With my company having a large degree of knowledge workers it is a fairly common event in the company to hold internal conference days with in-house specialists giving talks on their various topics of expertise. The previous one was held in the middle of December, and several of the talks of the day was about using tags for organizing information. While this probably isn't a particularly cutting edge topic any more, one of the talks by Filip Van Laenen stood out in being about how one should leave hierarchical code repositories behind, and instead use various forms of tagging to organize files with source-code in a so called tagarchy. While this is both a novel and quite interesting topic in itself, what really caught my attention was a mention of how using a combination of distinct 'hard' and 'soft' tags can be used to good effect in logically organizing files of program code. The example was that a set of 'hard' tags would describe generally unchanging technical aspects of the code in the file, like for instance pattern-types used or services provided. Then a separate set of 'soft' tags would be more about code usage, like for example if it is needed by or contains login functionality or whether it supports one or more particular areas of the business logic.
The presentation rapidly convinced me of the potential usefulness of having a distinction between 'hard' and 'soft' tags for semi-structured data like program code, but I sensed that the concept could be put to even better uses elsewhere. A rather obvious application for this would be to improve the currently popular approach of single level folksonomy or social tagging, like that which is used on YouTube, Flickr and Del.icio.us amongst others. By separating the tags used to describe items on such services into multiple logical groups, one will immediately get an extra level of semantics for searching or filtering the otherwise unstructured data. This should make the tagging systems of such services a lot more powerful and useful than they currently are, especially in providing better findability for items and more descriptive search-results on the service.

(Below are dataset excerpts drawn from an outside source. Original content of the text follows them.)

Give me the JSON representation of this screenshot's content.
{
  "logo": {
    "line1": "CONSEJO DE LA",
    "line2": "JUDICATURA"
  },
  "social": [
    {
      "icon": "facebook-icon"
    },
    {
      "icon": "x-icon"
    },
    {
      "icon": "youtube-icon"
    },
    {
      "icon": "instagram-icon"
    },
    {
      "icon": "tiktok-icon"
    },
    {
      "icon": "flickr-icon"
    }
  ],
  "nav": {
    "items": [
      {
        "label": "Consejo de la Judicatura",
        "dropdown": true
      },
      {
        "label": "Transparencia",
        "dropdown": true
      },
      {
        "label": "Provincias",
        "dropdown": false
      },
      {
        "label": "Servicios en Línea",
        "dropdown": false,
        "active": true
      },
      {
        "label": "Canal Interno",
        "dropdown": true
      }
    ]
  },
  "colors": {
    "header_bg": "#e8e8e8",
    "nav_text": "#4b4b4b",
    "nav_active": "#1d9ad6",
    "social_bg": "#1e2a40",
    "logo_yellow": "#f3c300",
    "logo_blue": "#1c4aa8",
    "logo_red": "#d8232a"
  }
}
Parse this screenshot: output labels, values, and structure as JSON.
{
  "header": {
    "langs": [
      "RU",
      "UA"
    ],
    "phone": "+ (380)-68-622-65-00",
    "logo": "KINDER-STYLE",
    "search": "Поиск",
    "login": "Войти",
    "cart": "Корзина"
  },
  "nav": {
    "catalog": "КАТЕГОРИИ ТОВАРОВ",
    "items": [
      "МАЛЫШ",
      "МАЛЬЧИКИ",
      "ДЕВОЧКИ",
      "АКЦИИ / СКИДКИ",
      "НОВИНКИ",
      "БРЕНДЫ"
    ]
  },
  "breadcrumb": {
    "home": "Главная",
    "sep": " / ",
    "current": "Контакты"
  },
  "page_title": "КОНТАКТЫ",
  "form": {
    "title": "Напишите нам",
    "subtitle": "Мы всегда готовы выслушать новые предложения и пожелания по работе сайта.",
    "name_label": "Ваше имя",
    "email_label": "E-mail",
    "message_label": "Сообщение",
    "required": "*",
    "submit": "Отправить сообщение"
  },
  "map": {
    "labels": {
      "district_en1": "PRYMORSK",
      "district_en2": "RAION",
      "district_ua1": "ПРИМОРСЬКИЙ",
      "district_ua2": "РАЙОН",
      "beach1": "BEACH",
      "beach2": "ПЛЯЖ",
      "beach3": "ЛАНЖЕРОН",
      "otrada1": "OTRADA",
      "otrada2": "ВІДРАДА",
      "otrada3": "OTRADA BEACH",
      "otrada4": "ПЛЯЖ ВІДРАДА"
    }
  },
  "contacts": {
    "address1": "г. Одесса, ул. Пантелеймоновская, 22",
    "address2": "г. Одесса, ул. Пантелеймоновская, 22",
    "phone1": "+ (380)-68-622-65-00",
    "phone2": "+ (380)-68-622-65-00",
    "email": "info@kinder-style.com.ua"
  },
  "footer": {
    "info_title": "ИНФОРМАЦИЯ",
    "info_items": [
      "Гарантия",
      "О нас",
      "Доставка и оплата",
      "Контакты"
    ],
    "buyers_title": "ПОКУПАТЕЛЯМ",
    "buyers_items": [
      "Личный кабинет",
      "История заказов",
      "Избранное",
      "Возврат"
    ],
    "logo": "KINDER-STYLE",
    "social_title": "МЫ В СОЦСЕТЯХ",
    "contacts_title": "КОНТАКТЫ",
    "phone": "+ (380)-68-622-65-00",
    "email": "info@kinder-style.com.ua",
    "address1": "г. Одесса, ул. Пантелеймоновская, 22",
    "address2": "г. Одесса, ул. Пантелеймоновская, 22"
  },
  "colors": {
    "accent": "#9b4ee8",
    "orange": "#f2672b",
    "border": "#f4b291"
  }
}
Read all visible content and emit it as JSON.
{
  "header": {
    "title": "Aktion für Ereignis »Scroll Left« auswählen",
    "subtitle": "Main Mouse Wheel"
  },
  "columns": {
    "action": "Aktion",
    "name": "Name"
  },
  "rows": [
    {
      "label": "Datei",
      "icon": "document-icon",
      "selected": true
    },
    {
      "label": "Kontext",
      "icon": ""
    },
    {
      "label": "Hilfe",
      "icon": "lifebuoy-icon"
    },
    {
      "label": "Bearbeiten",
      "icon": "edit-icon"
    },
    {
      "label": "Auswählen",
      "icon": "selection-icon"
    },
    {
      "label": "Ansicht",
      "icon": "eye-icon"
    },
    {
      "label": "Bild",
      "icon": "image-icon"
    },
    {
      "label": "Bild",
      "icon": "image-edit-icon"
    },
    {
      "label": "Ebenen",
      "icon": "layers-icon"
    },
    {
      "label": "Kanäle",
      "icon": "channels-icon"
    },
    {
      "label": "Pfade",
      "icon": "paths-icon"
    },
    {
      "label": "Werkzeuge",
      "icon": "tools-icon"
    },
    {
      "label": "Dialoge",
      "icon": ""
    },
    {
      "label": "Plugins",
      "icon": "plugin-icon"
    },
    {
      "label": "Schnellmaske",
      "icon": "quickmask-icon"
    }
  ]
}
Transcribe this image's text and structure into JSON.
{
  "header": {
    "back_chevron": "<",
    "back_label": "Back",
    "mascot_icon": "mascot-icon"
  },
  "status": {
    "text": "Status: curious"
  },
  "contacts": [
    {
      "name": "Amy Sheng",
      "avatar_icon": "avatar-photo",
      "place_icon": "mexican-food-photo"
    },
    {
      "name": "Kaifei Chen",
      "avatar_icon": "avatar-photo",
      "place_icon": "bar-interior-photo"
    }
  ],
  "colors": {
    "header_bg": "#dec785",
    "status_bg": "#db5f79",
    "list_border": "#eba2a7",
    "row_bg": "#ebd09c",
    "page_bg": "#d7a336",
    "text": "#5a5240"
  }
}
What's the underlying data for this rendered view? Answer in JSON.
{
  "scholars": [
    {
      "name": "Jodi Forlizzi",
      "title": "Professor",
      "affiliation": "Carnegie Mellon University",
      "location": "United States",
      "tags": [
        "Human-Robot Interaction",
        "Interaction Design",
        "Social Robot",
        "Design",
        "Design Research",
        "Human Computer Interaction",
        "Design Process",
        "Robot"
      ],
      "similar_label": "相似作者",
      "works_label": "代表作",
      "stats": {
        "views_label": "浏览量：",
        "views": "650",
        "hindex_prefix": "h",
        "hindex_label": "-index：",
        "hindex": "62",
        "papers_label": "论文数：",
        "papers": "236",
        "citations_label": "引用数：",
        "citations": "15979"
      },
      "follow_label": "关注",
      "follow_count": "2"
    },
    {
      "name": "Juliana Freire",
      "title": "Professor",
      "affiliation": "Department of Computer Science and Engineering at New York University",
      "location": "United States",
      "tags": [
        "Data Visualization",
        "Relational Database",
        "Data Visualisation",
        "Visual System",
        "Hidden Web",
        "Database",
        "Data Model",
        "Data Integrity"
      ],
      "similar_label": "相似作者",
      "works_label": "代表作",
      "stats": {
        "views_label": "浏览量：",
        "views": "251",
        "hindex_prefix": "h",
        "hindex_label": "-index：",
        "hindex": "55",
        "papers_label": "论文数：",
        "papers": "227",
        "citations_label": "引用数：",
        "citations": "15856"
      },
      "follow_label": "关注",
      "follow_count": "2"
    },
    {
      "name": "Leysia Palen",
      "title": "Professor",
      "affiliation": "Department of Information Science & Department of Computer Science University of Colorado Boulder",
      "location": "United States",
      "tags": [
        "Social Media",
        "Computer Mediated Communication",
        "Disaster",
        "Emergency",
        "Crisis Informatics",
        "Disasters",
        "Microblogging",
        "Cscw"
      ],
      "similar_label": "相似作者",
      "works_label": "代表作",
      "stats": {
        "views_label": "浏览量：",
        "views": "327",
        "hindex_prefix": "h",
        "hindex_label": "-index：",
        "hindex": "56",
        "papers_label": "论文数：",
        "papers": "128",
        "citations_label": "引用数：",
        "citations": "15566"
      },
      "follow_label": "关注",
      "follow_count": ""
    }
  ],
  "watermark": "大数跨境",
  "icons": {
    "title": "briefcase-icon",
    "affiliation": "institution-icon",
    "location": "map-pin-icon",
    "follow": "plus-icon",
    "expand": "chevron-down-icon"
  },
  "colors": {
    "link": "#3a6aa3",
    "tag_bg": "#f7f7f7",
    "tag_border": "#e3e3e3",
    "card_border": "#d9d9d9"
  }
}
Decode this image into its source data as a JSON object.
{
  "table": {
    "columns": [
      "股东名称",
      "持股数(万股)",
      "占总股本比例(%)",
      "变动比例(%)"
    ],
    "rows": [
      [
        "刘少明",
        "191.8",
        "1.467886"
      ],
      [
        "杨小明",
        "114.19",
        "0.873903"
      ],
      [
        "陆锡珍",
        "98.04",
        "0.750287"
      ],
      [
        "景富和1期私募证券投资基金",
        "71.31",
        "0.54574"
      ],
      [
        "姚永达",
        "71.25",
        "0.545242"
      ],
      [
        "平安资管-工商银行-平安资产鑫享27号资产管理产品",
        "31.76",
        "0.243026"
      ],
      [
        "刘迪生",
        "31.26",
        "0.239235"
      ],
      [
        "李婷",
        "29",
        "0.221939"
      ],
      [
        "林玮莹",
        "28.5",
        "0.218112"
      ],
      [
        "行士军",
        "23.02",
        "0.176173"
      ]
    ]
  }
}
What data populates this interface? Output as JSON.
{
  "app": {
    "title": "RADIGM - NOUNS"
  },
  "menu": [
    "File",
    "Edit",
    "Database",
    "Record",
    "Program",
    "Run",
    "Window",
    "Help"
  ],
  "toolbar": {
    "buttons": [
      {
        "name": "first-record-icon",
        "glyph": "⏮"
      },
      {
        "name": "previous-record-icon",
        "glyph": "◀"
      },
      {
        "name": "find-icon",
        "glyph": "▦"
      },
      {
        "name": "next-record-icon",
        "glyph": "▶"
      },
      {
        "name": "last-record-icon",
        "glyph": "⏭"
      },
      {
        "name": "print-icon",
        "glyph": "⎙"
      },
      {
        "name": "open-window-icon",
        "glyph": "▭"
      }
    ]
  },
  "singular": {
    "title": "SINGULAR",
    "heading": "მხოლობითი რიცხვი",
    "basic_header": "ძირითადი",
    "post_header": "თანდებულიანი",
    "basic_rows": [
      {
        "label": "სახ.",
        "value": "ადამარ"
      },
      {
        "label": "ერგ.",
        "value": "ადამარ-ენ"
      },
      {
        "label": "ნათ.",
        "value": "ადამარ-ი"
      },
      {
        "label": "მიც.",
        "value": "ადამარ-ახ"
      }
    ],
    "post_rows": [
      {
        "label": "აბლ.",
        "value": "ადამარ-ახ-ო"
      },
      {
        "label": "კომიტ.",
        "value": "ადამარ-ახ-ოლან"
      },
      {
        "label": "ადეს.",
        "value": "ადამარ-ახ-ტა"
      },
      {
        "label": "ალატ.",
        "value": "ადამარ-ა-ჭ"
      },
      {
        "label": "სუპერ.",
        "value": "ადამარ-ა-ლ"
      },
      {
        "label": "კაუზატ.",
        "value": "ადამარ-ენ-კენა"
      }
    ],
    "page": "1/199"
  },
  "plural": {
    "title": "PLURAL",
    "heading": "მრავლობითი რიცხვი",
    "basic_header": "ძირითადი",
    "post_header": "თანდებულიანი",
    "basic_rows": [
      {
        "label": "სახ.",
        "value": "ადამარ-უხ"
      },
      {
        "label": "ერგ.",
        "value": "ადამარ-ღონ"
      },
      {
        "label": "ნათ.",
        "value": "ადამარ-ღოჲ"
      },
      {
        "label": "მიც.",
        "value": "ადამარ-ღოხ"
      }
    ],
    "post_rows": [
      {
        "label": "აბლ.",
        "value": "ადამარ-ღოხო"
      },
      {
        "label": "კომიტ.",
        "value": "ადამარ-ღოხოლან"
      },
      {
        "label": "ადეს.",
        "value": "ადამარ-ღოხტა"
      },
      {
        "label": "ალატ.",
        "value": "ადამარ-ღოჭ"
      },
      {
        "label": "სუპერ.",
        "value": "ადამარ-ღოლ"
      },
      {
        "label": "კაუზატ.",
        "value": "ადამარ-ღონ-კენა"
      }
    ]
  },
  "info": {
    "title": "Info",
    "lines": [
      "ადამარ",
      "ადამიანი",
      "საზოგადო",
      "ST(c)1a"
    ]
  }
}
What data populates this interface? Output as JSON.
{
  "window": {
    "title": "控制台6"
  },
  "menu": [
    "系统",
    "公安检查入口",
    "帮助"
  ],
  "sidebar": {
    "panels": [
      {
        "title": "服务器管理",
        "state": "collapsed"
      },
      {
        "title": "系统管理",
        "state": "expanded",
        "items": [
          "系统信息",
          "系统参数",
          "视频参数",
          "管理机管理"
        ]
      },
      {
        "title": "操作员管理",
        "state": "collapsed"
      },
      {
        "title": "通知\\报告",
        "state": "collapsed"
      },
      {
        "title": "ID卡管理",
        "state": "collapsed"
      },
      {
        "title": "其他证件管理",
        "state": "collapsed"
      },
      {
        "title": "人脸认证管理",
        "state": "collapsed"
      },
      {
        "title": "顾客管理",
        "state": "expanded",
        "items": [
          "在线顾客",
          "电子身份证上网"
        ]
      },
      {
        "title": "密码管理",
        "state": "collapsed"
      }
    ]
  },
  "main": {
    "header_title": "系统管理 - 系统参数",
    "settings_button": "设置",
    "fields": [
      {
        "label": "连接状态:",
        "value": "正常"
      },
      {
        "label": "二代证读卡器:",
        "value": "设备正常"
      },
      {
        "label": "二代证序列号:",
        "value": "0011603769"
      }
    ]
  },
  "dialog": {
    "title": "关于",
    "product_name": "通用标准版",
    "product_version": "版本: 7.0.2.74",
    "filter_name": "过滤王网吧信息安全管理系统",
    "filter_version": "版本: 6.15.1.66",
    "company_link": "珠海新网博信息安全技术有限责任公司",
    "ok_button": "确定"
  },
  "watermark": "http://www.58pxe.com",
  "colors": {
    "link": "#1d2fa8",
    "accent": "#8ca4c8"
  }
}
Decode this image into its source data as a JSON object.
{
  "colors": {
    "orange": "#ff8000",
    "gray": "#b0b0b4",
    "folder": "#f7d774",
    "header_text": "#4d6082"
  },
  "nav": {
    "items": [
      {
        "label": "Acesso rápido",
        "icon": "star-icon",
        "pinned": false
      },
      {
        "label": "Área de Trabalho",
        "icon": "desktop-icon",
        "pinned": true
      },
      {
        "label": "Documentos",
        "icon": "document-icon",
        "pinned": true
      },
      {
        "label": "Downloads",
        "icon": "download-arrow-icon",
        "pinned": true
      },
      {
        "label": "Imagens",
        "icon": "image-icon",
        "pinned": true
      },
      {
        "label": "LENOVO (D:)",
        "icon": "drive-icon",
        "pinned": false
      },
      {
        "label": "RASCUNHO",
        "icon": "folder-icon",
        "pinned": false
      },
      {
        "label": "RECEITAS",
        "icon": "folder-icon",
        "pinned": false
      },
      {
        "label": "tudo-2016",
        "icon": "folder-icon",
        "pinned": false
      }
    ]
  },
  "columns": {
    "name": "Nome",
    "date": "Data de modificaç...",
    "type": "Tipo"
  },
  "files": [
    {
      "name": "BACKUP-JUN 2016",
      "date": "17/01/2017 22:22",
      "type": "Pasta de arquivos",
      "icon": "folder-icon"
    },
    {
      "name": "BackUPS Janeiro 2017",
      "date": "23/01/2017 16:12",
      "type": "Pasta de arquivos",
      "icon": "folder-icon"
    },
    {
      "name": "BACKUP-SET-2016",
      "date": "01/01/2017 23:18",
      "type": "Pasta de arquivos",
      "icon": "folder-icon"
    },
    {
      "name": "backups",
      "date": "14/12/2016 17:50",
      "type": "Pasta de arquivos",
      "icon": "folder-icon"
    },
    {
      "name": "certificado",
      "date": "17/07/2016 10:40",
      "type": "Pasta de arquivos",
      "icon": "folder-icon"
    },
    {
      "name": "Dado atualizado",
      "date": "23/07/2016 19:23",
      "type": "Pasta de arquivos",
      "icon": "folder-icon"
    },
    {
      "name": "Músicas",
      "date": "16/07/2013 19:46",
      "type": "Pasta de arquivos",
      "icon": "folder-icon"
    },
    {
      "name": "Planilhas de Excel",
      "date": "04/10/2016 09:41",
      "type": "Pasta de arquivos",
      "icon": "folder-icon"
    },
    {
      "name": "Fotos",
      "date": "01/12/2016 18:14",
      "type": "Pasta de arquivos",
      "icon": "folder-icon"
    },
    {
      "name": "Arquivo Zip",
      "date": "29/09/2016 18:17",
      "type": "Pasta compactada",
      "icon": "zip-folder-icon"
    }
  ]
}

It is however apparent that a clear limitation to the potential of tag-typing hinge on which selection strategies are used to decided on which logical tag-groups to include. A first impulse could be to continue with the successful crowdsourcing used in the original folksonomy tagging, and simply let the users themselves assign the tag-groups. While tempting, I believe that this would not alleviate the current trend of non-semantic tags and neither provide any particular advantages, so in this case going towards the other extreme of semantic taxonomies appears to be more suitable. But while semantic taxonomies are generally considered very advantageous over folksonomy tagging, a major downside is that they are often overly complex and thus can be very demanding to work with, especially for amateurs. To alleviate this I instead propose using a professionally selected, limited set of tag-types, and combine these with folksonomy tagging within each type. This way one can get the best of both worlds by obtaining a modicum of semantic meaning from the tag-types, while at the same time providing the freedom of independent crowd-sourced tagging as we already know it.
On which tag-types to expect I would suggest that images for instance should have separate tag-types to describe its actual contents, its context, any persons depicted and perhaps its intended usage and any special techniques used to create it. With the addition of such tag-types the accuracy of an advanced search on Flickr or iStockPhoto would most certainly improve greatly.
The big open question then is if this is an actual feasible technique, or if there are a bunch of reasons for why this wouldn't work as I have proposed here. Please enlighten me if you have any thoughts or experiences about this, as I feel that a system such as this could be a suitable next step towards a more semantic web.